I screamed, a little.
He then described what my condition was, something about inflamed tendons and pinched nerves – I wasn’t really listing that close as I was mostly watching where his hands were in relation to my feet. He had two solutions, shoe inserts to provide better arch support, and he’d be happy to give me a nice cortisone right into the affected joint right now.
I think I went a little catatonic at that point as I remembered my last painful shot of cortisone. There was a bit of time where the room was blurry and I think the doctor was trying to get my attention. Clearly, I was expected to speak so I used the only part of my brain that was functioning at the moment, my engineering brain.
So, my engineering brain takes over and says, “Sorry, I was just doing a calculation in my mind trying to determine which would be worse, continuing with my foot pain as it is and buying the inserts, or letting you stick needles in me.”
He smiled, “Good calculation to make. And the result is?”
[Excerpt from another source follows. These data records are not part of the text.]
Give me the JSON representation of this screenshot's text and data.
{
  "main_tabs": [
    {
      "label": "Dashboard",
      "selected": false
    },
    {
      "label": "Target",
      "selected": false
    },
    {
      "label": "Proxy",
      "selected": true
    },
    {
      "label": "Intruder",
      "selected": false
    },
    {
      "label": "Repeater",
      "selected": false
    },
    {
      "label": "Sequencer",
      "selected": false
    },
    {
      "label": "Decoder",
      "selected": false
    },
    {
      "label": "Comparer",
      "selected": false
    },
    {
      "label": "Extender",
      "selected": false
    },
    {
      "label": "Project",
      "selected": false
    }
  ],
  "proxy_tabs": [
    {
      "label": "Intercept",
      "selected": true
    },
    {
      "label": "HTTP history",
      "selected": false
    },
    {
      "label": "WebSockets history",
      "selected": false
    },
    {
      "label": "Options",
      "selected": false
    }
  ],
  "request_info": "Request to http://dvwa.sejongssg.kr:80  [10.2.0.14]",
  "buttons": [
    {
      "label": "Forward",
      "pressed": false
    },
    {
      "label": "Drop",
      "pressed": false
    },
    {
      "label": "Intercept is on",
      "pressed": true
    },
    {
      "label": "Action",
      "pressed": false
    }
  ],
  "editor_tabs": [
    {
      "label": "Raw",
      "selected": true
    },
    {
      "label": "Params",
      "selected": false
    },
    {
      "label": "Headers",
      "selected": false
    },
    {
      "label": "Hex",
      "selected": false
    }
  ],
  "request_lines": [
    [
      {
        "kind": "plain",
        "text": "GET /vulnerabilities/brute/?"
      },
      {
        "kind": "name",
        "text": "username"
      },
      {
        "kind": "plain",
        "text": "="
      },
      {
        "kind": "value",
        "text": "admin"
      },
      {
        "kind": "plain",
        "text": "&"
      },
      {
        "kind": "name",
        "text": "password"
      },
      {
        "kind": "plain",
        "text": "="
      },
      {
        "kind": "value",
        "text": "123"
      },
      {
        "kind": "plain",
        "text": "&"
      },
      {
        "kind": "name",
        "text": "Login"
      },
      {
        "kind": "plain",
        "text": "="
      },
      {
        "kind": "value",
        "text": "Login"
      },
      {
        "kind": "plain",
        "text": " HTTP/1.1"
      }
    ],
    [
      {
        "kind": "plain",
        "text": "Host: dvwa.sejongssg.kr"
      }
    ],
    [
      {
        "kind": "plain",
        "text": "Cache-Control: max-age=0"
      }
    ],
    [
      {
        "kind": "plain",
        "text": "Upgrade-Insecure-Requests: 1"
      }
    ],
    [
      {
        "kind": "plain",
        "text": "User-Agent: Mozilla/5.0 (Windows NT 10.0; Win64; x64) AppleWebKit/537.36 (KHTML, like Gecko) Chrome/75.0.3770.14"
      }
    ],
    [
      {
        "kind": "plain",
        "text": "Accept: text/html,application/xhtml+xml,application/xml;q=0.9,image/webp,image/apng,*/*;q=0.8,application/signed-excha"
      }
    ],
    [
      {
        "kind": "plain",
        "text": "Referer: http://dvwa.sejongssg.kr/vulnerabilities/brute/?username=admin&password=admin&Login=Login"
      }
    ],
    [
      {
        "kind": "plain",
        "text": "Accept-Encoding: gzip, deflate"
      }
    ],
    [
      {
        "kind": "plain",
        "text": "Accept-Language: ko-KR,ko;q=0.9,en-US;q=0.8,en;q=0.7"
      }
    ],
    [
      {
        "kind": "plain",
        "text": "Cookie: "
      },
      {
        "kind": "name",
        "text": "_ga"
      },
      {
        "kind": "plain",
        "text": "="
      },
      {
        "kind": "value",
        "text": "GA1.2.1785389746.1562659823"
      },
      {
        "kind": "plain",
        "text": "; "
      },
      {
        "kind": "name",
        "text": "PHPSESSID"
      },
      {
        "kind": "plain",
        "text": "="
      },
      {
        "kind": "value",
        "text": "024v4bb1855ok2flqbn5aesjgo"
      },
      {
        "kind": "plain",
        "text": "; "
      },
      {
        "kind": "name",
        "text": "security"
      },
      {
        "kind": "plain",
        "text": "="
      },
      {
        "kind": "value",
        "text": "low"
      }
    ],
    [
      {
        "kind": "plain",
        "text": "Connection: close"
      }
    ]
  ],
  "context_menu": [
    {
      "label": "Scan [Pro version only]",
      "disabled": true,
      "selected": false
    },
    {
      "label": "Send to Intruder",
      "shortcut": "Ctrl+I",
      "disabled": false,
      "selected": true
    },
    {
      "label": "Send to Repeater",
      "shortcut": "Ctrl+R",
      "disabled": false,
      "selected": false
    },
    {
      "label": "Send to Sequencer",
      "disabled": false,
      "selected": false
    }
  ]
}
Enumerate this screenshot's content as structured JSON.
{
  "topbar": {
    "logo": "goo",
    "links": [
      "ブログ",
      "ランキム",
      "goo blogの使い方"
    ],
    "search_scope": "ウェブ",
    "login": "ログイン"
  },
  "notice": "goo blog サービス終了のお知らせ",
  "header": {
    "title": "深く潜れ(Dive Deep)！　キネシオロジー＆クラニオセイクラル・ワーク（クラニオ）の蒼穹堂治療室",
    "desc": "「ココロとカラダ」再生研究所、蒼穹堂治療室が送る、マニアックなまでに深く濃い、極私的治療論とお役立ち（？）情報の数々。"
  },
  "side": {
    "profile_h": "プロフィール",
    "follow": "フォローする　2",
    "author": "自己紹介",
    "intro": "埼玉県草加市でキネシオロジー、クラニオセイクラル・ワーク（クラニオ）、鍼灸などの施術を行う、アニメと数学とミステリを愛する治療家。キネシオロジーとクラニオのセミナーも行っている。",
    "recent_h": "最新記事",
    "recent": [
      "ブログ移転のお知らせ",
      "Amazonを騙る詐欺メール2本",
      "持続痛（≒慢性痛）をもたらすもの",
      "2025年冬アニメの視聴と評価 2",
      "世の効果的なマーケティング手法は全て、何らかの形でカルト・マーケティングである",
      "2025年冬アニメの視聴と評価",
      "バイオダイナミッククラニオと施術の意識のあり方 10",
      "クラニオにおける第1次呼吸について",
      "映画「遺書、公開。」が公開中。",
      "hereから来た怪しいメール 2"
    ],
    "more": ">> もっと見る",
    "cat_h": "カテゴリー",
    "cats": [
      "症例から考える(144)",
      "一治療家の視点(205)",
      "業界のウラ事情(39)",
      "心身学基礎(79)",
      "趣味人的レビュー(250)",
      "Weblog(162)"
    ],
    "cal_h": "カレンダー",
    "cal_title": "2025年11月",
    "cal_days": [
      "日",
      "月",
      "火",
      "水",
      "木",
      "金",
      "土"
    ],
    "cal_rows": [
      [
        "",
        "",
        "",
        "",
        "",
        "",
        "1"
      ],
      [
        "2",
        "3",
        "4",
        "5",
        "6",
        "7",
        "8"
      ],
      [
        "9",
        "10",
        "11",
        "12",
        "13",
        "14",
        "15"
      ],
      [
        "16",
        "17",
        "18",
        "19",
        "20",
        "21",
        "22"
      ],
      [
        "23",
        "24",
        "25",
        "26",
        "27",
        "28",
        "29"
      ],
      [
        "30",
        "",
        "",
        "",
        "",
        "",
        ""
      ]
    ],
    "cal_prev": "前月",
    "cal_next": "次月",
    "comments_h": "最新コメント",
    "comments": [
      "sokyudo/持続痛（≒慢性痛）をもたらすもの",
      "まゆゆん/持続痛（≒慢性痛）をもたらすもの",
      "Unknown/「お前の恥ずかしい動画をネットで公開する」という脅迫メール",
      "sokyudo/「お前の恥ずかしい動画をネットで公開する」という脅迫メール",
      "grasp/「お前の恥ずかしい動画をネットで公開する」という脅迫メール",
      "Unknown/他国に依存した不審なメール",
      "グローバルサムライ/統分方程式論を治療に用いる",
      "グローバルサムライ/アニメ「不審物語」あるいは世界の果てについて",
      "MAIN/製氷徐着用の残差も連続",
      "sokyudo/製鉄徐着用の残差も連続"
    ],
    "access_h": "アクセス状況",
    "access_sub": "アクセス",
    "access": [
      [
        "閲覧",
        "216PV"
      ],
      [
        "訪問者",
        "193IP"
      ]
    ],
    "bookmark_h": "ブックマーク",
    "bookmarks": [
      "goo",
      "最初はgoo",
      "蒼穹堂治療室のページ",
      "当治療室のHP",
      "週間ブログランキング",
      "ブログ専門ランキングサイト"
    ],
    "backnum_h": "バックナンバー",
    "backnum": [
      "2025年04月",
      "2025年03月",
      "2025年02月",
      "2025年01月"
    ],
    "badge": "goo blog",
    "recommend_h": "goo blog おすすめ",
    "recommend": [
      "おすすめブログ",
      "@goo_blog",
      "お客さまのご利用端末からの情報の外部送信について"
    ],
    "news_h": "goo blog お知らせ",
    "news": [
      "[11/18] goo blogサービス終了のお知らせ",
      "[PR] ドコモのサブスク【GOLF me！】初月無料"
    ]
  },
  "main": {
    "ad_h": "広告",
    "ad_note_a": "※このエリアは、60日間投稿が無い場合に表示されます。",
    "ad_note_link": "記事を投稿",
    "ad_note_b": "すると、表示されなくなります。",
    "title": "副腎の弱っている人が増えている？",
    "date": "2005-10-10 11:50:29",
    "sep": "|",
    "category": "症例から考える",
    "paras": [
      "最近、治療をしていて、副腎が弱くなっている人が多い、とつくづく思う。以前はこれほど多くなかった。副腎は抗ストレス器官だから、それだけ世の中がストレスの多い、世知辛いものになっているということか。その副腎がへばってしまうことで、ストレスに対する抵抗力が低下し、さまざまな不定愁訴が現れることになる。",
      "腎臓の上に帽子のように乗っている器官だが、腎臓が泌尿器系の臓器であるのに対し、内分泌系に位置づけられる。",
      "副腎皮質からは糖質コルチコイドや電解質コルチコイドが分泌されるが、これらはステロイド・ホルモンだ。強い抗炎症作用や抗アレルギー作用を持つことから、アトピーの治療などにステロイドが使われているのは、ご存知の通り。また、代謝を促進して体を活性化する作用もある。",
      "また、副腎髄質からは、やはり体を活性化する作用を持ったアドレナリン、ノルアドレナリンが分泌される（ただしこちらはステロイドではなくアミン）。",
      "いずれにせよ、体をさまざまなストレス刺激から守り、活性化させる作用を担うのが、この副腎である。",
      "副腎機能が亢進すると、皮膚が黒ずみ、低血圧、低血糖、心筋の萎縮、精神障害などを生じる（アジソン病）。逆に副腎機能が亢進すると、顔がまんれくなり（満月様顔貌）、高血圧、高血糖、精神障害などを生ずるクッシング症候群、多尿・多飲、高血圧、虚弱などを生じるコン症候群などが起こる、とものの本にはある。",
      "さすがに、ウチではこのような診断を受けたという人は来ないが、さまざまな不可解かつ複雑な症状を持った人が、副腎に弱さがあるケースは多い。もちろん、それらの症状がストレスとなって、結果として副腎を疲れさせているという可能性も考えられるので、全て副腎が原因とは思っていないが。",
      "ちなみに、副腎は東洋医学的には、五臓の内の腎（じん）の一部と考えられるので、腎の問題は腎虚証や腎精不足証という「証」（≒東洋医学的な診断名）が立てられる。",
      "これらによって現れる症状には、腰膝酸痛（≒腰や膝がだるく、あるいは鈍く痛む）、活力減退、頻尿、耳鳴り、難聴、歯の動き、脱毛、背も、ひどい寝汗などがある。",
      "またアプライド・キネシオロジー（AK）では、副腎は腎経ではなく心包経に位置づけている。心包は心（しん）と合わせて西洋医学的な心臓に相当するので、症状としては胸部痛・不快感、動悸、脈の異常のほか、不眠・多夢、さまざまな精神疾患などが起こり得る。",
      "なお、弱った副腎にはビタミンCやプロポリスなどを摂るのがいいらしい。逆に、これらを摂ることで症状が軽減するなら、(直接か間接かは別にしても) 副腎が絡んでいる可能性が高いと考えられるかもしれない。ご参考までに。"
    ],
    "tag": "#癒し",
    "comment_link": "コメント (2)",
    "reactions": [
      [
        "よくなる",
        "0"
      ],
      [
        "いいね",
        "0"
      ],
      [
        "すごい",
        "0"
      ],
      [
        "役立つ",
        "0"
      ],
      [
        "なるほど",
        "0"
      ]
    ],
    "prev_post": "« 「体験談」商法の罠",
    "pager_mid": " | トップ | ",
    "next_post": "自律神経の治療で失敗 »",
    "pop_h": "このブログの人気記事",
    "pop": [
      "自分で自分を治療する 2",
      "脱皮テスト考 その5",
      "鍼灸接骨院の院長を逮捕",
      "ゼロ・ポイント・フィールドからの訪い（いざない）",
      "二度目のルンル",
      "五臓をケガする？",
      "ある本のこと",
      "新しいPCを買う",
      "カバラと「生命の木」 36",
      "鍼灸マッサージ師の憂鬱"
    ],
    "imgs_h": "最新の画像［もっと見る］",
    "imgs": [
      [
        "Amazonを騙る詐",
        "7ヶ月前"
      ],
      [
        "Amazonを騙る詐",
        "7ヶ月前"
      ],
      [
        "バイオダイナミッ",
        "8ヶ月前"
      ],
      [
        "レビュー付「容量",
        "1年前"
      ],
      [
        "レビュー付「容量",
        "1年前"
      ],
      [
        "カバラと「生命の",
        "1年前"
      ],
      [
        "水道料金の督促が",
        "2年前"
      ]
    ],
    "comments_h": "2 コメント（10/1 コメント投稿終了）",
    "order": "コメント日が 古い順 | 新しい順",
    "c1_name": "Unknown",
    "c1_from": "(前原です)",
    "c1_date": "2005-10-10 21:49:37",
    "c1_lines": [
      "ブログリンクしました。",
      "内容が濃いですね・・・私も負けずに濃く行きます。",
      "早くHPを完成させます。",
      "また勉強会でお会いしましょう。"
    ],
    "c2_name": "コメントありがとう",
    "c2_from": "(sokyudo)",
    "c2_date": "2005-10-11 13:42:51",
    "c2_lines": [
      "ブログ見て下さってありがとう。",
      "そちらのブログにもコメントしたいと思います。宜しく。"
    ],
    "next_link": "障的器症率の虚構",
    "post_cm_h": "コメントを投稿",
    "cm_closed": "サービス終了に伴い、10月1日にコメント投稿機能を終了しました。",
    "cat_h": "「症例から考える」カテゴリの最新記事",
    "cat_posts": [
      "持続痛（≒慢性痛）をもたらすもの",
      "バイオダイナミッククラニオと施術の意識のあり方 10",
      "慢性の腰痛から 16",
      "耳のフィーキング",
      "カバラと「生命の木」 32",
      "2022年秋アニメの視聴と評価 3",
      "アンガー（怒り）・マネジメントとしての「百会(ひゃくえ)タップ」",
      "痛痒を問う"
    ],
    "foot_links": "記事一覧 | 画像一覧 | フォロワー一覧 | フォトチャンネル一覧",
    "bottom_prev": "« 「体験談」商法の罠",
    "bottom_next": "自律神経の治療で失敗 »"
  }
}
“I’ll try the inserts and if they don’t work, cortisone will still be an option?”
He then gave me info on the inserts, where to buy them and opened the door to set me free. I didn’t run from his office. Well, mostly because I couldn’t.
This week I go in for a followup with my new friend the CPAP machine. Frankly, I am just hoping that this week moves away from surreal and back to merely weird.